Wait, what? Is he suggesting that his digital disaster of choice could somehow make the human species extinct? I understand that he’s worried about a “Level Three cyber-attack that will disable our tech-driven culture” (to which I roll my eyes and say sarcastically, ‘Oh no…’), but maybe I missed something along the way where he makes the leap from ‘grid-down’ to ‘Extinction-Level Event’?
Regardless, here’s (one of the many places) where self-identified preppers and I part ways. Folks on this show always frame their fear-arguments in terms of what would be lost in the event of their disaster of choice. I, on the other hand, imagine what would be gained (or regained) should something happen to cause our culture to take a little trip down the complexity ladder it’s built for itself.

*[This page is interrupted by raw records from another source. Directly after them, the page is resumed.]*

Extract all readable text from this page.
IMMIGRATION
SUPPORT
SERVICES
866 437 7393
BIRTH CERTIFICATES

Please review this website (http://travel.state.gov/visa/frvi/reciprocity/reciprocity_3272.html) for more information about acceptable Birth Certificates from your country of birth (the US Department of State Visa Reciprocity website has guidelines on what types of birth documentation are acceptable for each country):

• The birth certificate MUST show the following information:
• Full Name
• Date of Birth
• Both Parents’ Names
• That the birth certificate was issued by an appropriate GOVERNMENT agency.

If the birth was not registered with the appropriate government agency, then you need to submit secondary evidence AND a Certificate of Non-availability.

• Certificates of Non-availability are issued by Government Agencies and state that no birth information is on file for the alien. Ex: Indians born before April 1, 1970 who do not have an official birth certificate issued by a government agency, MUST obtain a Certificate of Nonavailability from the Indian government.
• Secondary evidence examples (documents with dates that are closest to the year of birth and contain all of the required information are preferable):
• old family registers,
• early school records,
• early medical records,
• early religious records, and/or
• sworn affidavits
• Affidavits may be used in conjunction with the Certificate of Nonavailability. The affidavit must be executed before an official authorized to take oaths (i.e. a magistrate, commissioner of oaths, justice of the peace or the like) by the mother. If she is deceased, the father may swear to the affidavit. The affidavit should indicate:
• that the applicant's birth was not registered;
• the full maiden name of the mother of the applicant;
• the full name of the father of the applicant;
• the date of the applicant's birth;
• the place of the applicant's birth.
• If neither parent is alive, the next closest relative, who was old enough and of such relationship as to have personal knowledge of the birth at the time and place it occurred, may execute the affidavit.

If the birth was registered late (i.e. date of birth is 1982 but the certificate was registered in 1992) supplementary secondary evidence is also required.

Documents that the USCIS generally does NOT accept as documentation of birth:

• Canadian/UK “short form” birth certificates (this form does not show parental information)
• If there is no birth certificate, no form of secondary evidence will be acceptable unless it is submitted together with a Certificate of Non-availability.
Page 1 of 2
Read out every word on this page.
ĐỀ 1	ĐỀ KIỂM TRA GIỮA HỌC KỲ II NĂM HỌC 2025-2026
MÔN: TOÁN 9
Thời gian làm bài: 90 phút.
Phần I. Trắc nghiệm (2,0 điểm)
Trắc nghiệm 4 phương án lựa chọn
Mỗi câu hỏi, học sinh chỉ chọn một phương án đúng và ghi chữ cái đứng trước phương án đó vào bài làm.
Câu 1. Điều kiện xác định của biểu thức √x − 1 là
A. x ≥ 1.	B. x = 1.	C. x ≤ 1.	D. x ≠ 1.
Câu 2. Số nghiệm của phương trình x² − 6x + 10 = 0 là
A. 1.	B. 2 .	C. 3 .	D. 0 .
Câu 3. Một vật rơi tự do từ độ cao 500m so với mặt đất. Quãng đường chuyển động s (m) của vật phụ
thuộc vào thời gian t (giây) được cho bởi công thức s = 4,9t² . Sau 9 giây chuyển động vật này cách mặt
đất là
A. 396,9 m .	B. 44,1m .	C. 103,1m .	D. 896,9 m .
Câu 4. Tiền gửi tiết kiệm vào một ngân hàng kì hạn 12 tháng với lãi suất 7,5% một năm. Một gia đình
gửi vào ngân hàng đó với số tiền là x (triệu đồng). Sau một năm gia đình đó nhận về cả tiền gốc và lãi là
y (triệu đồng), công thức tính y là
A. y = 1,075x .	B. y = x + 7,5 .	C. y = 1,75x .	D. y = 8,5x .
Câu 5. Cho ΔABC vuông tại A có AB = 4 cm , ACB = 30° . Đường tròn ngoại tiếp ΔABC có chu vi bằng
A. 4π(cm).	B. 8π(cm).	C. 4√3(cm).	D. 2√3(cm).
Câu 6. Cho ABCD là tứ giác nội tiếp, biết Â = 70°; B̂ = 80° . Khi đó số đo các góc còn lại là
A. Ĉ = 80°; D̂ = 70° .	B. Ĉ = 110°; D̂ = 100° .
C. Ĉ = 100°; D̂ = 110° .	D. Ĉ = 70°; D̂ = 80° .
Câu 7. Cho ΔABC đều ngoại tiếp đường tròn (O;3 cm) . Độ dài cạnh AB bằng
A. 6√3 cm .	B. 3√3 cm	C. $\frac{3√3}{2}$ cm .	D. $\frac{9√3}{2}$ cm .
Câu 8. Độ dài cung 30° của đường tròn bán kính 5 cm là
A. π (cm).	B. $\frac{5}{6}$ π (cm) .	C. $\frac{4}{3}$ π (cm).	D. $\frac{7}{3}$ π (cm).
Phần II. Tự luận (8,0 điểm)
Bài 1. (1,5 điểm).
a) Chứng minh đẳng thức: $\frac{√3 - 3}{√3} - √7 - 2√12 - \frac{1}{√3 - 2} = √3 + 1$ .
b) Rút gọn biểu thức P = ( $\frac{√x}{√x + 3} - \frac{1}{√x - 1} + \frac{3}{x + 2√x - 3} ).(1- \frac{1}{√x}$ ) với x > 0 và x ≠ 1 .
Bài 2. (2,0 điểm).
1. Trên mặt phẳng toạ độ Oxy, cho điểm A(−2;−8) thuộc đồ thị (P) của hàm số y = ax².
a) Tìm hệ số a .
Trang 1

Anyway, in the course of all this lifeboat-retreat-group stuff, there’s some father-figure drama between Joe and Welder Wes (a ‘security specialist with military experience’ who just comes across as a fuckup). There’s also some go-nowhere fluff where Wes tries to set off yet another improvised trap involving a shotgun shell (in the name of ‘perimeter defenses’). You know you’re dealing with Old Minds when borders are ‘hard’ (instead of fluid) and to be defended with force.
And, really? We’re meant to believe that their crack ‘military strategist’, a supposed ‘former Navy SEAL’, is this toothless cowboy-hobo ‘Catfish’? Give me a break.
What’s halfway framed as their Prepper Project is the guys putting a little work in getting their gyrocopter to fly. I dunno, while it looks like a helluva lot of fun to tool around in a small aircraft with apocalyptic pedigree:
(and who wouldn’t love a bird’s-eye view of your own backyard?), it also looks pretty complex. To paraphrase Max Brooks, “How many moving parts are there in a [gyrocopter]? I don’t know, but it only takes one to break and take it offline.”
As his little sum-up segment, Joe espouses how “We live in a very fragile world that we created for ourselves. We’re reliant upon systems that are reliable as long as they’re untouched, but once they fail we’re in real trouble.”
Why is it that while I often agree with these folks’ opening and closing statements, it’s the in-between parts that leave me banging my head against the wall?